Coaching whiteness: stories of ‘Pacifica exotica’ in Australian high school rugby

 

Abstract

The intersection of sport and education is a potentially powerful site for the production of class and gender. This paper examines how the relationship between sport and education can also serve to (re)produce ideas about ‘race’. Drawing on research conducted during my time as a coach of the first XV rugby team at an elite private school in Australia, I consider how whiteness creates the ‘other’. In particular I highlight how, despite their absence, the Pacific Island ‘other’ is (re)produced through stories that coaches share during training.
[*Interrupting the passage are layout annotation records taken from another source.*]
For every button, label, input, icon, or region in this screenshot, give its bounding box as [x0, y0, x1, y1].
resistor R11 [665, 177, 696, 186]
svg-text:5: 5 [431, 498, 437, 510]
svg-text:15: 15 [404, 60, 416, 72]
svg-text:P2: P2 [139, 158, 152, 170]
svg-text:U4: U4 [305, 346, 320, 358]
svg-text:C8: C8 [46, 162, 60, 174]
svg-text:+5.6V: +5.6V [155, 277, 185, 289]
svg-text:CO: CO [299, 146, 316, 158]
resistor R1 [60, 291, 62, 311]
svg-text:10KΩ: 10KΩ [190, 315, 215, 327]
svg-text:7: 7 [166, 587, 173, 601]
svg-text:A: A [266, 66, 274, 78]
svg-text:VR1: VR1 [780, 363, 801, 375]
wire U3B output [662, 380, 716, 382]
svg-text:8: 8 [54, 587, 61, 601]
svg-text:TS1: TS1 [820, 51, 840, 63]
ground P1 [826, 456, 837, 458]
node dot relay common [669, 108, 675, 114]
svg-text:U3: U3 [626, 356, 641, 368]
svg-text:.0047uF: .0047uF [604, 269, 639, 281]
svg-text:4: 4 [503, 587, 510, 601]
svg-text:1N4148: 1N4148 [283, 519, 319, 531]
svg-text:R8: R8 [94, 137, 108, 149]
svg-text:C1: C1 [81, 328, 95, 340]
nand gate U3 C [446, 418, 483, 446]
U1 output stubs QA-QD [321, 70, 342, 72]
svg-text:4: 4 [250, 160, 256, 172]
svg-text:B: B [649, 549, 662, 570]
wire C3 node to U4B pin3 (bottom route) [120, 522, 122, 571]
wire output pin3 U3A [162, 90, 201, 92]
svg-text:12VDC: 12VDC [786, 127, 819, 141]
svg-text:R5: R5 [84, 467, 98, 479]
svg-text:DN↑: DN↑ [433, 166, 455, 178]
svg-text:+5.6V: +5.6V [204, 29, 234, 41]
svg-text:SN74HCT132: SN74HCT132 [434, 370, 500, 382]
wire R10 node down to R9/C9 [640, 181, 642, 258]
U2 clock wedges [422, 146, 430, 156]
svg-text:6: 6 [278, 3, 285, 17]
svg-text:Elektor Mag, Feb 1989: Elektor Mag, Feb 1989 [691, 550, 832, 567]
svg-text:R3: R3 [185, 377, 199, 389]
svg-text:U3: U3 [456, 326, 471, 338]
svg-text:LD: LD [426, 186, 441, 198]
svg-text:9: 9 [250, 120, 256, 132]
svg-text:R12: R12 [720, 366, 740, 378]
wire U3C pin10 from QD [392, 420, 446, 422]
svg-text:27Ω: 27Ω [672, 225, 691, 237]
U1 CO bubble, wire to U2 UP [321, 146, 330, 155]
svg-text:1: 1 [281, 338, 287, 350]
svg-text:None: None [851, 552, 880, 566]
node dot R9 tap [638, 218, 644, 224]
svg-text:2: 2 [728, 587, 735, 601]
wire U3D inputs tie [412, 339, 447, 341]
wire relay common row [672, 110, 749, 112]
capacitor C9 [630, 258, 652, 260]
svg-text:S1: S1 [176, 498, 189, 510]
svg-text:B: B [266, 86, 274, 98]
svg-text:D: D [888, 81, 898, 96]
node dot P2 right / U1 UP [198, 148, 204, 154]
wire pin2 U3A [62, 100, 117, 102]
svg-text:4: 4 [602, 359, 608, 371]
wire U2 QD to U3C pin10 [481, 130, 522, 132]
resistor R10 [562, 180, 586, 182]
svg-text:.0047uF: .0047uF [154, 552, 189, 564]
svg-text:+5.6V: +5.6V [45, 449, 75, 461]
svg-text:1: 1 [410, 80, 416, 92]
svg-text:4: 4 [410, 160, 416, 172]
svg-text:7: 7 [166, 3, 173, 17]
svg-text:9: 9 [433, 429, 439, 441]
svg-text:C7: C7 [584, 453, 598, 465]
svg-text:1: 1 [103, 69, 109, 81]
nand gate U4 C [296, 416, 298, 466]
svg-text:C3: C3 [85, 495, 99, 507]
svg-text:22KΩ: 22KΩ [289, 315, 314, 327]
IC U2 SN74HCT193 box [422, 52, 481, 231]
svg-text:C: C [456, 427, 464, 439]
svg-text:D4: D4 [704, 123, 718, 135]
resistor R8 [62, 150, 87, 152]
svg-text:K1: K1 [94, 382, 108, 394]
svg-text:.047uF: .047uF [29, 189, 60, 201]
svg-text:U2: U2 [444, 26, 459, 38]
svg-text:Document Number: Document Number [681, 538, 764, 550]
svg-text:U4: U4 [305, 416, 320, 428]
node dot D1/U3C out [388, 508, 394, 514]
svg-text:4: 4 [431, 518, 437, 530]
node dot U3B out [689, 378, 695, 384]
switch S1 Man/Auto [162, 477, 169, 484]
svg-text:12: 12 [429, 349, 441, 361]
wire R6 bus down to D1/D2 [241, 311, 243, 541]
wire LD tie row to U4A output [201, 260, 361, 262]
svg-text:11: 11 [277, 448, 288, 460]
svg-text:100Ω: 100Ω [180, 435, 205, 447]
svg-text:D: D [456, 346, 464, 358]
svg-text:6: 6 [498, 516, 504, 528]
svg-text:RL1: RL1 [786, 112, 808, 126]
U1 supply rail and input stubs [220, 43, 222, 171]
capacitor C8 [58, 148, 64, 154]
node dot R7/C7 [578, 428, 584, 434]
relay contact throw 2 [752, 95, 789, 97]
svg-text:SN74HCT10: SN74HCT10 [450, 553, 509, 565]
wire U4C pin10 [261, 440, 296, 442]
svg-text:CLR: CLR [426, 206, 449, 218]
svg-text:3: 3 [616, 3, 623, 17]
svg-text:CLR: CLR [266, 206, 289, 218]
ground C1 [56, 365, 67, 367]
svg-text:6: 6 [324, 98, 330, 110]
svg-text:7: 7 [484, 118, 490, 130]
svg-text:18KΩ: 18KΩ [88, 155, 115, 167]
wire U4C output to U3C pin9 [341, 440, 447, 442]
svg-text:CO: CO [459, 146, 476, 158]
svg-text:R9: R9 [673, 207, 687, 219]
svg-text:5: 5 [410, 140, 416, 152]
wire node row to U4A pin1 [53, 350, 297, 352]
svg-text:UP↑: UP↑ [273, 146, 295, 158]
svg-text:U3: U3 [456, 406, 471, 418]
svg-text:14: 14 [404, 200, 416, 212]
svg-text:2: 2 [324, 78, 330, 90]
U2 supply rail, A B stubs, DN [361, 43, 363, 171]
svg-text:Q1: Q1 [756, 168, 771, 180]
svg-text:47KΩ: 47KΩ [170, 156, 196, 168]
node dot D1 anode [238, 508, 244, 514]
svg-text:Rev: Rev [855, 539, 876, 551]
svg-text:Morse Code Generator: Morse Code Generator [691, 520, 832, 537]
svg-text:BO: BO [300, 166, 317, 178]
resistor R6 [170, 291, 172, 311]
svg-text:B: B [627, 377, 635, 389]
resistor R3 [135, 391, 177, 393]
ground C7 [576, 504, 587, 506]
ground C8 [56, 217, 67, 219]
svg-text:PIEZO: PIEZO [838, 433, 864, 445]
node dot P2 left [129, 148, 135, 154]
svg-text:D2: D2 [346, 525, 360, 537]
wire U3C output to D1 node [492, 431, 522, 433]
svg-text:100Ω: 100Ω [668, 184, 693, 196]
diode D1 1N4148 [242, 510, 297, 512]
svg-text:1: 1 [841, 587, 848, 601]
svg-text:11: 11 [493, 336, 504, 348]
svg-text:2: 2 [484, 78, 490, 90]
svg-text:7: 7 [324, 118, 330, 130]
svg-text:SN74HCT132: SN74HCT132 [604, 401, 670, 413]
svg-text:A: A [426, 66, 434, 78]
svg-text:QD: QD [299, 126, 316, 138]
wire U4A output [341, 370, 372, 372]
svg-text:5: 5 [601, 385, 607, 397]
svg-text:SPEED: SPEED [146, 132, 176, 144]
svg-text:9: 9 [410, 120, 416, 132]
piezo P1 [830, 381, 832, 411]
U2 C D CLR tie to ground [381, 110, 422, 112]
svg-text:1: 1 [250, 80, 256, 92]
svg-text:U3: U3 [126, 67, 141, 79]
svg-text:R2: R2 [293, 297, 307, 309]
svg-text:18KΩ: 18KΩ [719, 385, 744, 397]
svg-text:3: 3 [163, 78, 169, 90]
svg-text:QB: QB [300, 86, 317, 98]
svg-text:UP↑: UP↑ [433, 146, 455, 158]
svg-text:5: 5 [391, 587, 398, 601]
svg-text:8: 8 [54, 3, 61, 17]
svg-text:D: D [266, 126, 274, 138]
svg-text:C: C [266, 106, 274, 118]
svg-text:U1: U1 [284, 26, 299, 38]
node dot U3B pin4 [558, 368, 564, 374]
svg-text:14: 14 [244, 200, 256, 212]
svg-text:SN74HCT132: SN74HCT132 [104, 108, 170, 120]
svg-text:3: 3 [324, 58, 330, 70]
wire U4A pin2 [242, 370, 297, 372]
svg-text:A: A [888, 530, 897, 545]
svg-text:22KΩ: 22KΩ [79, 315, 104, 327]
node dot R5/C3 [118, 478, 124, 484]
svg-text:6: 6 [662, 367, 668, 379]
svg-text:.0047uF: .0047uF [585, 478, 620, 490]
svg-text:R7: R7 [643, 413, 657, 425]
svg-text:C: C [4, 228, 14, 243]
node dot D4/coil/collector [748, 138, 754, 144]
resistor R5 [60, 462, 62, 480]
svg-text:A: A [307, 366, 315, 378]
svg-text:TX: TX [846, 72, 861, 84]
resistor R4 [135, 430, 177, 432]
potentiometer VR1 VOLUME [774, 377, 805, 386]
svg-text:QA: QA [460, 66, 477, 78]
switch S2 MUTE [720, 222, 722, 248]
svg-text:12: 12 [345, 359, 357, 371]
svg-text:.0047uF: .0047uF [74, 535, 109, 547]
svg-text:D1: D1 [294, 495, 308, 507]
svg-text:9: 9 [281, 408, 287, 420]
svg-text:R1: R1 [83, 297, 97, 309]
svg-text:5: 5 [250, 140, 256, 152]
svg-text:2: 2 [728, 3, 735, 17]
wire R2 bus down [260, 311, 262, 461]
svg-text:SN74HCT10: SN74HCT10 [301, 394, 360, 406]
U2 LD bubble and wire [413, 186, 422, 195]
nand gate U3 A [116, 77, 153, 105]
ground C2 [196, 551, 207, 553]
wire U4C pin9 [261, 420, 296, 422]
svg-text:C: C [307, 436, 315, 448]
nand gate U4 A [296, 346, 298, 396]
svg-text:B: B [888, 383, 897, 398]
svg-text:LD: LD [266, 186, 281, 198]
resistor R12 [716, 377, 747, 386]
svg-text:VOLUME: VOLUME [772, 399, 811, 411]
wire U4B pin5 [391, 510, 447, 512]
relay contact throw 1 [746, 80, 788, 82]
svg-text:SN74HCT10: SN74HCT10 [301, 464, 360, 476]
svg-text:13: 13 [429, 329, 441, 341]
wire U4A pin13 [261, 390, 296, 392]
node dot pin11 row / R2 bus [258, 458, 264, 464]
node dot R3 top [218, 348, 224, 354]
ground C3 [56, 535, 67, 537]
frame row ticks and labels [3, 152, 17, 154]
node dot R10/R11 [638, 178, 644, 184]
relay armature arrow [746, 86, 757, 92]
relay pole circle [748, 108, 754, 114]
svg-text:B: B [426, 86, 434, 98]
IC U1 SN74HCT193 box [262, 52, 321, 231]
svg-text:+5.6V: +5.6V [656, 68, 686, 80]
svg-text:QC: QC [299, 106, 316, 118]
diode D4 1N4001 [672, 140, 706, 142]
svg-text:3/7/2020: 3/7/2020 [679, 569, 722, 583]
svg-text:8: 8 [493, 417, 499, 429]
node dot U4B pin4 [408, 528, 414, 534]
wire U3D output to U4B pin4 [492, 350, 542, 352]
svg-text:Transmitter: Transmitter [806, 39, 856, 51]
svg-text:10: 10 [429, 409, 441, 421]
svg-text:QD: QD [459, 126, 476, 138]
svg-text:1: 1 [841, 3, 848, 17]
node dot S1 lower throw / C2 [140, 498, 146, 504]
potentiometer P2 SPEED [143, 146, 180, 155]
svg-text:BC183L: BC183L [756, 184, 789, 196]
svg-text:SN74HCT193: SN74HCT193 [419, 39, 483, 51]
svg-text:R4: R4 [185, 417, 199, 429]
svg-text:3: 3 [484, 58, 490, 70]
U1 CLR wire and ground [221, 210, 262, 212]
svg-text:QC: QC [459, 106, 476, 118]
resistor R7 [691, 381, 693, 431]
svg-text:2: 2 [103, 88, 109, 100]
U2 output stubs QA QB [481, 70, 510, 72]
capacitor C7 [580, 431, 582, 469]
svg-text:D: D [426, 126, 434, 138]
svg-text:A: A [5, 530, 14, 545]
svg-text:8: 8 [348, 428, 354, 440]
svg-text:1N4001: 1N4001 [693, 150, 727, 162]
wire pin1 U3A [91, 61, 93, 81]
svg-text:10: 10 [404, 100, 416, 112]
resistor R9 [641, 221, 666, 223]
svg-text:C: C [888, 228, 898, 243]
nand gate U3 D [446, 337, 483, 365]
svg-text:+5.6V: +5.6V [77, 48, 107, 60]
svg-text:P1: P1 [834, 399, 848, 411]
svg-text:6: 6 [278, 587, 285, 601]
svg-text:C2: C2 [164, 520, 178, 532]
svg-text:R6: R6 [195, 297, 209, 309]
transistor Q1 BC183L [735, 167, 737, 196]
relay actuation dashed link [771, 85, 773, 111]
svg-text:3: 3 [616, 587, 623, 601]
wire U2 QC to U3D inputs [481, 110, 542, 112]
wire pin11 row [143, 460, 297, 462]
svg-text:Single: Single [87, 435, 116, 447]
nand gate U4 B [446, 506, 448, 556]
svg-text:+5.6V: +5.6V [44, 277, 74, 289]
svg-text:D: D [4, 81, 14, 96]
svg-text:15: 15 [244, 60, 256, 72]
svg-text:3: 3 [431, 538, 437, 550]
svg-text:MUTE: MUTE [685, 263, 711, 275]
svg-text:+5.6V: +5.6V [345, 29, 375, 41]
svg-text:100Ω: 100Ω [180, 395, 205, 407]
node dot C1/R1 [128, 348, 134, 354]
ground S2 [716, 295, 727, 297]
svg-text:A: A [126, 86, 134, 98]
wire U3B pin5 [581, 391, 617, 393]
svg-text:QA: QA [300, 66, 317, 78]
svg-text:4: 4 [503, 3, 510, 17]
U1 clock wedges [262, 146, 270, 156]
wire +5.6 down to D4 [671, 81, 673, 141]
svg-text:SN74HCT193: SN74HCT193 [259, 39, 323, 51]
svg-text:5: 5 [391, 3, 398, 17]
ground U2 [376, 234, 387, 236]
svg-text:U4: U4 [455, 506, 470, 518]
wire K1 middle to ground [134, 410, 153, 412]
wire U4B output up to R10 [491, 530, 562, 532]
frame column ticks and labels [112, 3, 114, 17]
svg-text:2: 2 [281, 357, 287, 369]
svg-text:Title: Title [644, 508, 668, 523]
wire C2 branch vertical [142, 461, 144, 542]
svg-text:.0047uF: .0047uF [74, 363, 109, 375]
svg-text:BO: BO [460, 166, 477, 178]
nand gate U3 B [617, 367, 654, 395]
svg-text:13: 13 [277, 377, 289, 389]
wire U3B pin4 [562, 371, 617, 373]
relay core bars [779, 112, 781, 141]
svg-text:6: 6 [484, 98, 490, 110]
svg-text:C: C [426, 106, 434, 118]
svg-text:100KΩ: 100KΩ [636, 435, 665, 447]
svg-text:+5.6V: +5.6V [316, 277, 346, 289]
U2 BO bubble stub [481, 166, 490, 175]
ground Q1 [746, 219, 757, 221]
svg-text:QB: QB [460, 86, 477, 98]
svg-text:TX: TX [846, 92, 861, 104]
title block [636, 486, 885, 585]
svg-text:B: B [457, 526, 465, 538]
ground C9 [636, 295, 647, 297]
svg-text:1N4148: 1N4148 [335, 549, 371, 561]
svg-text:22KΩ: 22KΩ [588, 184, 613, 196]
These stories revolve around the themes of the ‘natural’, fear and violence and commodity. As themes they resonate with a larger meta-narrative that informs dominant ‘white’ culture on Pacific Islanders in Australia. Such stories have the power to shape students’ subjectivities, both of themselves and Pacific Islanders. Deconstructing the white-stream narrative identifies sport settings in education as important pedagogical sites where ‘race’, class and gender are learned. As such, there is a need to utilise critical pedagogical approaches in the education of sports coaches.

Notes

1. I am mindful of Hylton's (Citation2010, p. 338) caution that the unproblematic use of race inadvertently reinforces ‘essentialism, myths, stereotypes and inequalities’. For the purpose of this paper, I have used the terminology ‘Pacific Islander’; however, I recognize that this is far from adequate in describing the enormous range of Pan-Pacific identity in Australia (not to mention those born in Australia with Pacific Island or Maori ancestry). I would suggest that the tendency of most mainstream Australians is to lump Maori and Pacific Islanders as being ‘Islanders’ or ‘Polynesians’. It is from this reductionist perspective of identity of the other that I engage with the white (re)production of Pacific Islanders.